Journal de Louve #44 Miroir Blanc
J’ai une hésitation à être quand je retrouve la mémoire, peut-être la peur encore de marcher sur des morceaux de verre, que je ne vois pas.
C’est mon côté théâtral.
Je sais que je n’aurai qu’à la fin une idée de la saveur de vie. Et je n’aurai rien rangé.
A la croisée des chemins, je ne veux plus parler de moi tant cela m’enferme dans un monde fait des petits plis de ma peau qui me recouvrent. Je ne m’autorise plus non plus à parler des autres tant ils m’échappent et si je les observe, étrangère à toute scène, je me refuse encore de les interrompre.
Je n’ai toujours pas accepté de briser le miroir avec les dents. Je n’ai toujours pas accepté d’instincts carnivores au grand jour. Je tiens encore les brides.
Toi tu as balayé certains morceaux de verre et tu es plus doux que ce que tu dis de moi. Ta façon d’appeler ma voix que tu veux entendre sans sourdine m’effraie parfois, j’imagine mille chevaux lancés à vive allure, peut-être que trop rapides, il m’abandonneraient derrière moi. Pourtant je tiens. Mes battements suivent quand je t’explore. Tout va trop vite et je sais qu’un jour je le verrai comme une écrasante vérité.

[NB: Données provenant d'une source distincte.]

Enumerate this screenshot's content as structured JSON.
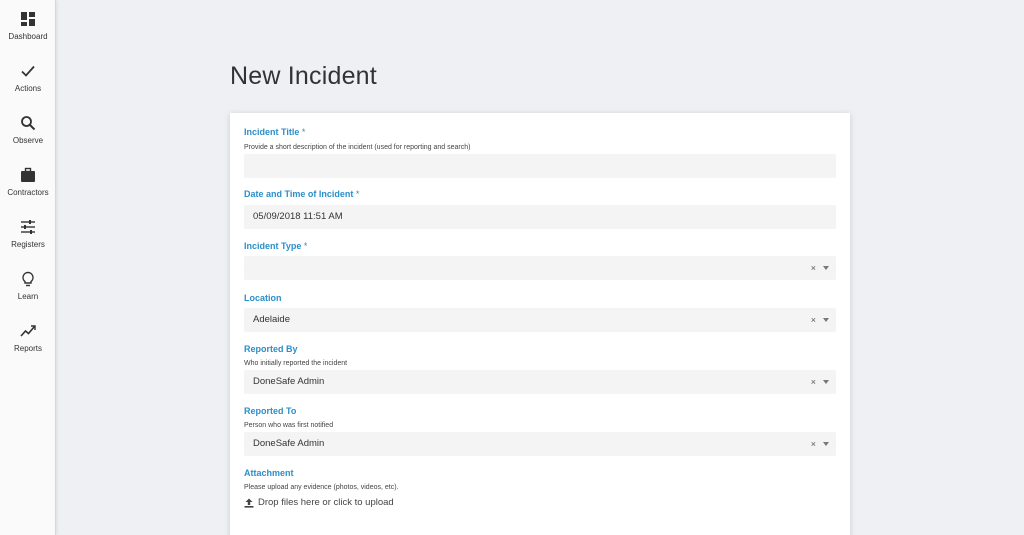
{
  "sidebar": {
    "items": [
      {
        "label": "Dashboard",
        "icon": "dashboard-icon"
      },
      {
        "label": "Actions",
        "icon": "check-icon"
      },
      {
        "label": "Observe",
        "icon": "search-icon"
      },
      {
        "label": "Contractors",
        "icon": "briefcase-icon"
      },
      {
        "label": "Registers",
        "icon": "sliders-icon"
      },
      {
        "label": "Learn",
        "icon": "lightbulb-icon"
      },
      {
        "label": "Reports",
        "icon": "trend-icon"
      }
    ]
  },
  "page": {
    "title": "New Incident"
  },
  "form": {
    "required_marker": "*",
    "incident_title": {
      "label": "Incident Title",
      "help": "Provide a short description of the incident (used for reporting and search)",
      "value": ""
    },
    "date_time": {
      "label": "Date and Time of Incident",
      "value": "05/09/2018 11:51 AM"
    },
    "incident_type": {
      "label": "Incident Type",
      "value": ""
    },
    "location": {
      "label": "Location",
      "value": "Adelaide"
    },
    "reported_by": {
      "label": "Reported By",
      "help": "Who initially reported the incident",
      "value": "DoneSafe Admin"
    },
    "reported_to": {
      "label": "Reported To",
      "help": "Person who was first notified",
      "value": "DoneSafe Admin"
    },
    "attachment": {
      "label": "Attachment",
      "help": "Please upload any evidence (photos, videos, etc).",
      "drop_text": "Drop files here or click to upload"
    },
    "clear_glyph": "×"
  },
  "colors": {
    "accent": "#2b8fc9",
    "background": "#eef0f4",
    "input_bg": "#f4f4f4"
  }
}
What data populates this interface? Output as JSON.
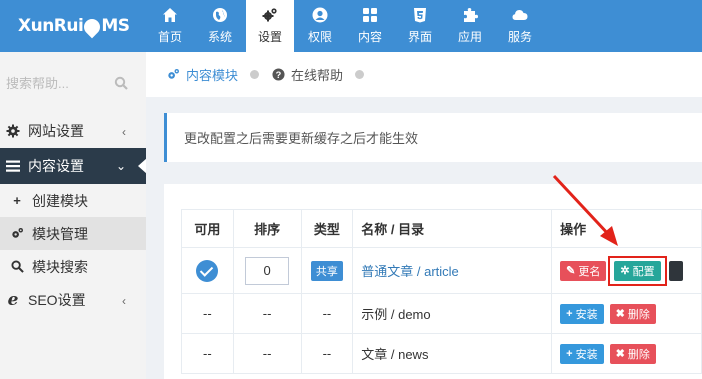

En attendant, les jours de solitude passés à observer des chats s’étirent. Je me demande ce qu’ils et ce que je fais là, à ne savoir remplir l’espace même en écartant les bras. Je me demande ce qu’il y a à ressentir le poids du temps, celui de ton corps et de construire une maison ta voisine. Est-ce que c’est pour s’occuper que l’on finit par faire vraiment ce que l’on imaginais ?
Nous, on était tellement amis et tellement curieux, on s’est assis un moment après avoir ramassé des pommes de pin. Et en se regardant sans savoir trop quoi faire se proposer d’ennui Et si on essayait ? Désormais je suis prête à parier sur toi l’éternité si on l’avait un jour.
J’aurai l’hésitation à être tant que j’aurai besoin de t’invoquer partout où je vais seule, de te mettre dans mes textes et dans mes absolus. Pas encore résolue à faire ma route. Le bénéfice du doute, c’est regarder dans un miroir blanc. C’est ce que je me dis et je me trompe car tu es mon allié.
Je m’invente des jeux qui répondront à mes questions, je m’accrocherai aux réponses jusqu’à ce qu’elles m’écorchent ou qu’elles ne me plaisent plus. Le trop grand vide dans ma poitrine peut accueillir mon souffle mais aussi l’incertain. Je me demande encore qui gagnera. Toi tu réponds celui que tu nourris comme si je devrai inlassablement rouler mon rocher même lorsqu’il m’écrase.
Comme tu me traites d’hédoniste et c’est vrai, je vais faire mes aveux : je me défile en riant parce que si je ne pouvais fuir, je ne rirai pas. Ce qui m’accompagne en fait, ce sont les violons qui grincent quand je leur intime de se taire. Je n’ai pas de substance. Je trimballe mon orchestre pour donner l’impression que je suis plus que moi. Puis je grimpe et dévale avec tout ce bruit qui fait aussi en passant des nuées de poussière.
Je parlais à des femmes près du feu, pour m’encourager et pour faire bonne figure ; la figure de celle qui a confiance en elle et qui n’a pas besoin d’avoir confiance en d’autres. Je disais que lorsque j’aurai épousseté toute la suie, je trouverai. L’une d’elles m’a dit des ailes dans le dos, je ne les avais pas vues. Elle a dit aussi et si tu arrêtais de chercher ?
Nager dans les eaux troubles des lendemains …
Au lieu de vouloir te bannir comme les autres, je compte continuer à m’adresser à toi. Merci pour tes murmures renard, merci pour des genoux. Tu as vu sous les plis et la volonté d’harmonie sous mes hésitations. Tu es l’âme qui pourra m’aider. Tout est dans ma forêt. Je peux vivre en même temps là où je suis refuge et où j’ai à gagner encore du terrain.